HABER MERKEZİ- 68’in Kurdistan’daki ruhu: Paramaz ve Kızıl Yıldız
“Evet, yol uzun çünkü bir isyan değil bir özgür yaşam arayışı ve inşası söz konusu. İsyan, bazı hakları elde etmekle sona erebilir ama inşa bir oluş sürecidir.
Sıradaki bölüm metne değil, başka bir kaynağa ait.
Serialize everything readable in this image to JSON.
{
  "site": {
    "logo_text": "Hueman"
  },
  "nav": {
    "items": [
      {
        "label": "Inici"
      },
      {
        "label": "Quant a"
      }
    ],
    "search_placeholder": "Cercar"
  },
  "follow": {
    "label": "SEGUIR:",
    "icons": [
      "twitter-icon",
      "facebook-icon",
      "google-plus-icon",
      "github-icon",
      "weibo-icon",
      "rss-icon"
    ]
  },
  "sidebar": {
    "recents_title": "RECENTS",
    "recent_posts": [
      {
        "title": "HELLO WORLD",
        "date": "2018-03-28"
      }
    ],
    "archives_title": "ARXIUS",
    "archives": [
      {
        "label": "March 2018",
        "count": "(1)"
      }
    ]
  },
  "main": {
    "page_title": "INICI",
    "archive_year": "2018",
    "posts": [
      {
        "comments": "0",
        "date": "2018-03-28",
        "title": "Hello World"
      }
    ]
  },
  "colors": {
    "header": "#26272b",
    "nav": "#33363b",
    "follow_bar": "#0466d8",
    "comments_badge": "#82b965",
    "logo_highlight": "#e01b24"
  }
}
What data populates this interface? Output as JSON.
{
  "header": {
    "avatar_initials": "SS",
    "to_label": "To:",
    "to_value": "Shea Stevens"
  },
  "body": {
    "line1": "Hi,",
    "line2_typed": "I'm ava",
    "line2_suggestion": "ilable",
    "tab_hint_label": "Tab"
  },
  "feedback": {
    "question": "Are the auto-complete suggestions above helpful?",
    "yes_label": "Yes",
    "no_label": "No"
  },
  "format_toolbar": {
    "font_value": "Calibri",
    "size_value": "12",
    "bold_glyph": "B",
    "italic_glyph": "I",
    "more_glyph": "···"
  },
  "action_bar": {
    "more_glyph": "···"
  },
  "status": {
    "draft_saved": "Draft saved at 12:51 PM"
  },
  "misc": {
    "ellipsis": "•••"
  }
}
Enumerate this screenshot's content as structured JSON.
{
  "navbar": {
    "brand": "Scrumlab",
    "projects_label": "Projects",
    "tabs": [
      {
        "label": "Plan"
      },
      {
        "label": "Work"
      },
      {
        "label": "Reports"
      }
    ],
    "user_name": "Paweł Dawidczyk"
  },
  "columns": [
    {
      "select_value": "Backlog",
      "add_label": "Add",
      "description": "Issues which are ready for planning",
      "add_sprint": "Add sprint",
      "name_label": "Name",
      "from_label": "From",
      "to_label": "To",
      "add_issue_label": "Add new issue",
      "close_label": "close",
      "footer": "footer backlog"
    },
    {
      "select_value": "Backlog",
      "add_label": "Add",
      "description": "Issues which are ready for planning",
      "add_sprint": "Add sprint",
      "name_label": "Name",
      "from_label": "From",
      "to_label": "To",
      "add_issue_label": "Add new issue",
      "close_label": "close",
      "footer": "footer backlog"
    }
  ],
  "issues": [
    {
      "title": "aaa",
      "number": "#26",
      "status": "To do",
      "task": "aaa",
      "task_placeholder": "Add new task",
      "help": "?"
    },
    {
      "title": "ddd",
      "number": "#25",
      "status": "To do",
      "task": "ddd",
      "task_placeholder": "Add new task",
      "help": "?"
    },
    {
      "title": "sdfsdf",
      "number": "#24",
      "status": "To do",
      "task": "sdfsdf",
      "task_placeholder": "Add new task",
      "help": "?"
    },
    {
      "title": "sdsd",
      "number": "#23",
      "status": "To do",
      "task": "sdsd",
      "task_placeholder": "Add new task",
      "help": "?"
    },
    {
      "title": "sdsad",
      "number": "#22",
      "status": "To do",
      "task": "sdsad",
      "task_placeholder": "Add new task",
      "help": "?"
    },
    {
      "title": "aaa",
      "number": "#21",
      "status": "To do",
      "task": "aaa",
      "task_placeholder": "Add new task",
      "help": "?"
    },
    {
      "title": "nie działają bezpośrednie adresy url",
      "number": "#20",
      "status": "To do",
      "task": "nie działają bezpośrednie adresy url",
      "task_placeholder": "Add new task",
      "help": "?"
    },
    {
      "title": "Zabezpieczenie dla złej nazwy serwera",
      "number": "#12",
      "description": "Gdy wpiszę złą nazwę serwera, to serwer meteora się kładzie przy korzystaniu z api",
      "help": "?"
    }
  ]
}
Ezbere, dogmatik, kolaya kaçan yaklaşımlara karşı oluşta bir eşiktir 1968. Abdullah Öcalan’ın dediği gibi, ‘Hakikat aşktır, aşk özgür yaşamdır’.”
Nagihan Akarsel
Bu ruhu okuyan Ali Çiçek ile Suphi Nejat Ağırnaslı (Paramaz Kızılbaş) sosyalizme olan inancın, sade yaşamın, militan değerlerin temsilidirler. 14 Temmuz 1982’de Diyarbakır zindanlarında ölüm orucu direnişine katılan Ali Çiçek’e, aynı eylemde yer alan partinin kurucularından Hayri Durmuş tarafından Kızıl Yıldız (Sterka Sor) ismi verilmiştir. Bu isim dönemin en genç temsili olan Ali Çiçek’in taşıdığı gelecek tahayyülünün bir ifadesidir. Ali Çiçek’in sosyalizm ile kurduğu bağ, yerinde duramayan gençlik enerjisi ve emeği ile özdeştir. Bu enerji, Kobanê direnişinde yaşamını yitiren Suphi Nejat Ağırnaslı’nın (Paramaz Kızılbaş) yaşam diyalektiği ile günümüze kadar akmıştır. Paramaz Kızılbaş, yüzyıldır süren direniş geleneğinin özeti gibidir. Deniz Gezmiş, Yusuf Aslan ve Hüseyin İnan’ın avukatlığını yapan Niyazi Ağırnaslı’nın torunudur Paramaz. 1915’te Beyazıt’ta 19 arkadaşıyla katledilen Madteos Sarkisyan’ın kodunu almıştır. Suphi ismi, 1921’de katledilen Mustafa Suphi’den, Nejat da parti sekreteri Ethem Nejat’tan alınan isimlerdi. Yaşam diyalektiği Alman, Türk ve Kürt direnişçileri ile kesişmiş en son Kobanê’de direnişin öncü gücü olmuştur. “Her yürek devrimci bir hücredir”, “Hayal gücü iktidara” sözleri ile 68’in Kurdistan’daki ruhu olmuştur. Ailesine bıraktığı mektupta, “Sıradan bir genç olarak sıradan çelişkilerden dolayı, sadece bir tercihte bulundum; her şeyden önce bu tercihi kendim için yaptım. Ulvi bir inanç için yola çıkmadım, ulvi olmayan insanlarla hayatı, büyüsüz bir dünyayı, şeyleşmiş bir dünyayı büyülemek istedim o kadar. Çelişkilerimin aşılamayacağını, zira bunlar toplumsal oldukları için ancak insanın çelişkilerini örgütlemeyi, daha üst bir mertebede toplumsallaştırmaya çalışabileceğini öğrendim. Hayatımda hakikate vardığım en yakın nokta budur.” şeklinde özetlemektedir.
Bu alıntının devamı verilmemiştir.